CVD, mood disorders up risk of dementia in RA patients

Stephen Padilla
17 Jan 2023
CVD, mood disorders up risk of dementia in RA patients

Among patients with rheumatoid arthritis (RA), those with clinically active RA, cardiovascular or cerebrovascular disease (CVD), hypertension, depression, and anxiety are at greater risk of dementia, reveals a study. Among CVD events, ischaemic stroke and heart failure are significantly associated with an increased dementia risk.

“Apart from age, hypertension, depression, and anxiety, all of which are universally recognized risk factors for dementia, clinically active RA and presence of CVD were associated with an elevated risk of dementia incidence among patients with RA,” the researchers said.

The research team conducted a retrospective population-based cohort study, including 886 patients (mean age 65.1 years, 65.2 percent female), who met the 1987 American College of Rheumatology criteria for incident RA between 1980 and 2014 and were followed until death/migration or 31 December 2019. Those with dementia prior to RA incidence were excluded.

Incident dementia was defined as two relevant International Classification of Diseases, 9th or 10th revision codes at least 30 days apart. Using medical records, the researchers abstracted data on sociodemographics, disease characteristics, cardiovascular/cerebrovascular disease (CVD) risk factors, and comorbidities.
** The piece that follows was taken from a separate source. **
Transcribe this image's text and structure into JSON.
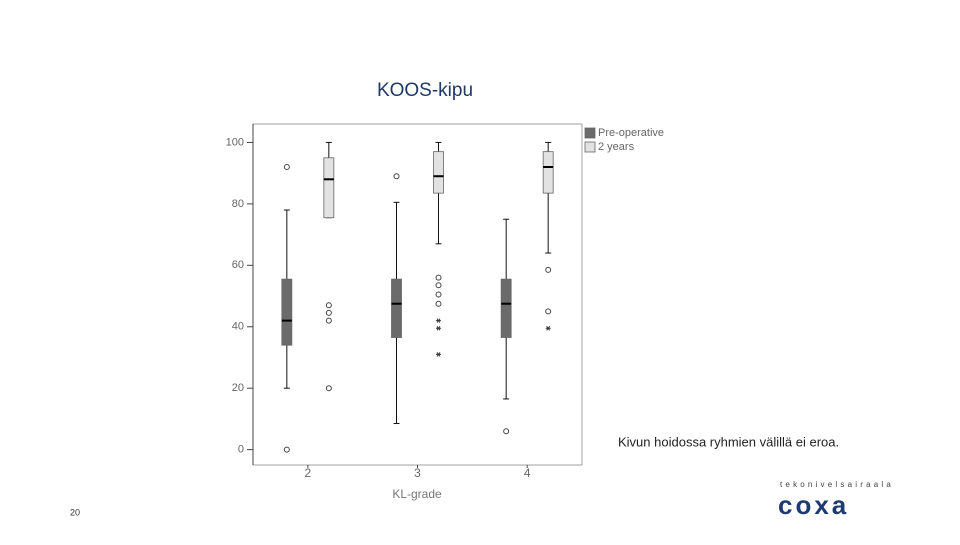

Of the eligible RA patients, 103 developed dementia during a median follow-up of 8.5 years. [J Rheumatol 2023;50:48-55]

After adjusting for age, sex, and calendar year of RA incidence, the following factors correlated with an elevated dementia risk: older age at RA incidence (hazard ratio [HR], 1.14 per 1-year increase, 95 percent confidence interval [CI], 1.12‒1.17), rheumatoid nodules (HR, 1.76, 95 percent CI 1.05‒2.95), hypertension (HR, 1.84, 95 percent CI, 1.19‒2.85), presence of large joint swelling (HR, 2.03, 95 percent CI, 1.14‒3.60), depression (HR, 2.63, 95 percent CI, 1.76‒3.93), anxiety (HR, 1.86, 95 percent CI, 1.16‒2.97), and any CVD (HR, 2.25, 95 percent CI, 1.38‒3.66).

Among CVD events, ischaemic stroke (HR, 3.16, 95 percent CI, 1.84‒5.43) and heart failure (HR, 1.82, 95 percent CI, 1.10‒3.00) were associated with an increased risk of dementia.

Notably, the significant association of all the factors mentioned above persisted even after adjusting for CVD risk factors and any CVD.

“Our study has important clinical implications. We have defined features of a high-risk phenotype for dementia incidence among patients with RA. An elderly patient with RA who has high disease activity, an unfavourable CVD risk profile, and/or a mood disorder is at high risk for dementia,” the researchers said.

“Awareness of these risk factors among clinicians caring for patients with RA, vigilant screening, and appropriately addressing these risk factors may help improve cognitive outcomes in patients with RA,” they added.

The study was limited by the inclusion of mostly White patients (90 percent), the retrospective nature of the study, and the use of one code-based definition of dementia. In addition, the research team did not have data on patients who had mild cognitive impairment, and they did not examine the risk for dementia subtypes.